The Honourable Sir Joseph Donaldson Cantley was so little-known outside the legal world when he was selected to preside over the trial of Jeremy Thorpe that none of the news agencies had a picture of him on file. The court case changed all that. His pro-Thorpe summing-up made him notorious and inspired the Peter Cook parody, “Entirely a Matter for You”. Cantley retired from the bench in 1985.
What happened to the barrister George Carman?
The trial was the making of barrister George Carman (later a libel lawyer) and brought him a long line of high-profile clients, including Ken Dodd and Robert Maxwell. He was diagnosed with prostate cancer in 1999 and died two years later. After his death, his three ex-wives claimed he physically and emotionally abused them (claims his partner and grandson passionately denied).

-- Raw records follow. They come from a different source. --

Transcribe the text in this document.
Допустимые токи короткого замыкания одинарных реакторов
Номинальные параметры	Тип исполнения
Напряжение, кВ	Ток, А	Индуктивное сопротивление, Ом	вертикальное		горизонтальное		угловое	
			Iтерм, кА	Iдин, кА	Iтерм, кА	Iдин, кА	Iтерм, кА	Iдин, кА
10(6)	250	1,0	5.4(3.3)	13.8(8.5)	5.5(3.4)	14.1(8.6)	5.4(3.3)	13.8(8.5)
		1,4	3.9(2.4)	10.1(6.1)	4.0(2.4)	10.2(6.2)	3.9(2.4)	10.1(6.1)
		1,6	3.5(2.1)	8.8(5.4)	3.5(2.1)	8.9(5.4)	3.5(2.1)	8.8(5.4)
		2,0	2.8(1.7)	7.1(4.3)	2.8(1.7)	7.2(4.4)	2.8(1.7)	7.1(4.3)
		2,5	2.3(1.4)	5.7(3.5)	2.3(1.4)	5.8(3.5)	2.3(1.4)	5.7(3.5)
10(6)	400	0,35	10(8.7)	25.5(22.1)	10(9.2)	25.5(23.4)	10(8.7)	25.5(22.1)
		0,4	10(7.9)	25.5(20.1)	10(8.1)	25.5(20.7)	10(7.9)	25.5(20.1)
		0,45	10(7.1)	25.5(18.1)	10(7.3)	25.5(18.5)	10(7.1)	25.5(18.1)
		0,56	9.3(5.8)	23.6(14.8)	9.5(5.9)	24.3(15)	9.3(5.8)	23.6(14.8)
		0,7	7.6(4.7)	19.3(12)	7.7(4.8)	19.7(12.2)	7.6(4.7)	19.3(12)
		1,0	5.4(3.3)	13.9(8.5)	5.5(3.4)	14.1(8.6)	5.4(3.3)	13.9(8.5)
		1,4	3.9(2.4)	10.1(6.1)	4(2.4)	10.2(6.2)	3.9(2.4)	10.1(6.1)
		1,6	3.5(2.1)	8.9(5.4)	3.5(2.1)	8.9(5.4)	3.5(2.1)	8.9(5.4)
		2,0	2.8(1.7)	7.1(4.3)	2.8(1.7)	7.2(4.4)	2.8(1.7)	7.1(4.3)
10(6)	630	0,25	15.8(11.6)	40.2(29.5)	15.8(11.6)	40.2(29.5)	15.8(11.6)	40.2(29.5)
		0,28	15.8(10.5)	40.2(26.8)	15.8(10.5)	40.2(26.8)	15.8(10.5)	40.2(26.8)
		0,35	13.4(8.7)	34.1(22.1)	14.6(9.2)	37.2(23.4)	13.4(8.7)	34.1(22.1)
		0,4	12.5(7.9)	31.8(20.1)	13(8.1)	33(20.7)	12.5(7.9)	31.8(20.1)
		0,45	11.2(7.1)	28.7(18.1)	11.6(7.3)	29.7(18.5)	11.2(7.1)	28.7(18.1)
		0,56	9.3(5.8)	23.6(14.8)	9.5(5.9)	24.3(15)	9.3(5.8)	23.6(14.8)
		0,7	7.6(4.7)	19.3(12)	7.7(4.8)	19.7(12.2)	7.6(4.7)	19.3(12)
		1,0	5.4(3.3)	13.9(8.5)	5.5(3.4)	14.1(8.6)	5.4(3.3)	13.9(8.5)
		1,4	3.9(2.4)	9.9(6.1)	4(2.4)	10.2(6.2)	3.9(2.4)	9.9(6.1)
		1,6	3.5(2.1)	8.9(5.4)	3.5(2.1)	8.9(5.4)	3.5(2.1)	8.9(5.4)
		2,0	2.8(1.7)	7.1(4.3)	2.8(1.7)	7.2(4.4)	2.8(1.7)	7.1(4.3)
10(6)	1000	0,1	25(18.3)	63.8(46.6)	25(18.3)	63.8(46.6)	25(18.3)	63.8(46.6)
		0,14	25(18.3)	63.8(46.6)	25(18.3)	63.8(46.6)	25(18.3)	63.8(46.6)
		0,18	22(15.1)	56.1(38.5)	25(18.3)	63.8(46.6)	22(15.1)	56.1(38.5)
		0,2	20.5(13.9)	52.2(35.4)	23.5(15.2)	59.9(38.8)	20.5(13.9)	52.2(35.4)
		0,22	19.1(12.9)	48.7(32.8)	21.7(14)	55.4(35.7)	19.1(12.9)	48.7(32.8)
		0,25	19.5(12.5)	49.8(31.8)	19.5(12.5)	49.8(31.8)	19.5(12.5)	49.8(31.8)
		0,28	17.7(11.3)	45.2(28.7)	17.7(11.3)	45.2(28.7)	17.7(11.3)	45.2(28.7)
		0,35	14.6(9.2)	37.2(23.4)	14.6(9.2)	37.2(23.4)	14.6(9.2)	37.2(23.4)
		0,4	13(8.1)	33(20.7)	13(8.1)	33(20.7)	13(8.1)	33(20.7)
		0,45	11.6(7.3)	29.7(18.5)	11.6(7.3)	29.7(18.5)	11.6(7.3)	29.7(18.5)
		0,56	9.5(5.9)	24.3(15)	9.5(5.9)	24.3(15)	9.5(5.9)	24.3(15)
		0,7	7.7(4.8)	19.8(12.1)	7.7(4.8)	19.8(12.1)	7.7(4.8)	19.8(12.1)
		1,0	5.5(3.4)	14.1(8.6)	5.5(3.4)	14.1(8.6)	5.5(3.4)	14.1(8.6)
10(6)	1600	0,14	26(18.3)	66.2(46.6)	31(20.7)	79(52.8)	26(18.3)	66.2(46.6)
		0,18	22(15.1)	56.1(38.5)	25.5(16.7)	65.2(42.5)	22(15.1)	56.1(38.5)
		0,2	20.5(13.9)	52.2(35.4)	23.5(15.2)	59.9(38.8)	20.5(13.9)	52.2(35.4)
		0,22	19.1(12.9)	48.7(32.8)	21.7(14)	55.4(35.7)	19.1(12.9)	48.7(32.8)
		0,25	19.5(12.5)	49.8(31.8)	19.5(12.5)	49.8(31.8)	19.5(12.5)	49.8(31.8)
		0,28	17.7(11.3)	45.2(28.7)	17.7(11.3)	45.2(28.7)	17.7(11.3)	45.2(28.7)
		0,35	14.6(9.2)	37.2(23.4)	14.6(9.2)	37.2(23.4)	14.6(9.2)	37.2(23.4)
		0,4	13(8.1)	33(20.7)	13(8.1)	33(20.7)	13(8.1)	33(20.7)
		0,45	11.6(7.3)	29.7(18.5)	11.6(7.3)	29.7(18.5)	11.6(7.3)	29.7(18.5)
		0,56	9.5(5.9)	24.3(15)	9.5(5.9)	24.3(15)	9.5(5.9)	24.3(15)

What happened to Jeremy Thorpe’s co-defendant David Holmes?
Assistant treasurer of the Liberal Party, best man at Thorpe’s first wedding — and sometime lover — Holmes stood trial alongside him. Two years later, he fell foul of the anti-gay laws of the time and was arrested for “importuning for an immoral purpose” — approaching men for sex — and was pilloried in the tabloids.
He ended up managing a roller-disco in north London. John Le Mesurier and George Deakin Not to be mistaken for the actor who played Sergeant Wilson in Dad’s Army, this Le Mesurier was a carpet salesman from south Wales who was accused of calling in fruit-machine salesman George Deakin to help recruit Andrew Newton. They, too, stood trial, but little is known of what happened to them afterwards.